Many different factors created chaos within the chain. For example, labor shortages led to a disrupted gathering of raw materials from fields, rivers, and mines. Additionally, it worsened working conditions and lowered wages. Companies began to prioritize business-sustaining tactics over business-enhancing strategies. Resulting in the use of unethical cheap labor to ensure a small profit.  

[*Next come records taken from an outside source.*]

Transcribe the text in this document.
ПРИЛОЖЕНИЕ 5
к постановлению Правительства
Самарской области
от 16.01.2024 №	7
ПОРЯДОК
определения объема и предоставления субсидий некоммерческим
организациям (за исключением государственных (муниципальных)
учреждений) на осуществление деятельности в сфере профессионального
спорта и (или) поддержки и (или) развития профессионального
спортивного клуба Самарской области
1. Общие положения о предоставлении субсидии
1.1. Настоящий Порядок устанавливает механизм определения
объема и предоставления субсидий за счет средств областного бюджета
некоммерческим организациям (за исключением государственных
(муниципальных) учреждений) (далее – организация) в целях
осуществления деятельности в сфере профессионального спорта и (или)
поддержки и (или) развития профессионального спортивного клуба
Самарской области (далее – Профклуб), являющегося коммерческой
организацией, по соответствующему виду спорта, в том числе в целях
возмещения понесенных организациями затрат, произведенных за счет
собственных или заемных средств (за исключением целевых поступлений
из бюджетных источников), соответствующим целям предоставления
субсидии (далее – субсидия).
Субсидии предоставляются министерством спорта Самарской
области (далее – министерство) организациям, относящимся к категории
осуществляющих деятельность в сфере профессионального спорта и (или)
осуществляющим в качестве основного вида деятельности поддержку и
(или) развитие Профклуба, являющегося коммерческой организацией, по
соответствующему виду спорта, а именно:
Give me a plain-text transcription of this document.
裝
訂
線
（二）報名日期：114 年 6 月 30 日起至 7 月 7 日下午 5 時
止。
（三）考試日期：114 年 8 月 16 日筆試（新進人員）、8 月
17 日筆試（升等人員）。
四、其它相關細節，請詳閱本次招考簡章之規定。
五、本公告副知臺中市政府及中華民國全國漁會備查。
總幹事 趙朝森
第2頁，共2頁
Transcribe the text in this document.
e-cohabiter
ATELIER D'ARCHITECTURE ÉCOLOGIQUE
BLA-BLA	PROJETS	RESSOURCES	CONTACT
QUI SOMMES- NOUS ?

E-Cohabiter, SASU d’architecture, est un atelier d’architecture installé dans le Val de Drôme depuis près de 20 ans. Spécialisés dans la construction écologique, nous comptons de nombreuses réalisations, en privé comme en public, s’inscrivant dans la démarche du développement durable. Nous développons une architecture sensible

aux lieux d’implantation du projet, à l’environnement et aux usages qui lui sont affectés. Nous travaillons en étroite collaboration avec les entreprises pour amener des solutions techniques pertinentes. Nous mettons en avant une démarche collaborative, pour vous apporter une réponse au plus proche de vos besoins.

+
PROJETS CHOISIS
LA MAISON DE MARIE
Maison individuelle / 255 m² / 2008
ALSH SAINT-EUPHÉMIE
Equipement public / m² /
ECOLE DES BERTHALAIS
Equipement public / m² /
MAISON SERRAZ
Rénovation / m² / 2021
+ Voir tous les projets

Even two years later, the effects of Covid-19 are still being felt within the chain. Major delays in materials and products have caused things to slow down, hindering the global economy. However, through these stress tests, the pitfalls of the supply chain have become evident. Resilience is now key to sustaining success heading into the longer-lasting effects of the pandemic.  

The ESG standards are aiding companies in building this resilience. The emphasis is now shifting to sustainable approaches to supplier relationships. Approximately, 93% of executives plan to increase supply chain resilience. Prioritizing this may result in an increased focus on supply security instead of speed and low cost.  

Further, 51% of supply chain professionals expect that the focus on circular economy strategies will increase over the next two years. This will help aid in the net-zero and zero-waste goals of many corporations. In addition to this development, it will be imperative that corporations work to improve risk management plans to better prepare and reduce risks of falling into harmful tactics.  

The Covid-19 pandemic has created great challenges and struggles but it also may open new opportunities. Through the stress and pressure caused by the epidemic, the weaknesses of the supply chain have been exposed. This creates a chance to rebuild and create an even stronger more sustainable chain for the future. Many changes may be seen within the next two years, it will be interesting to see how it evolves.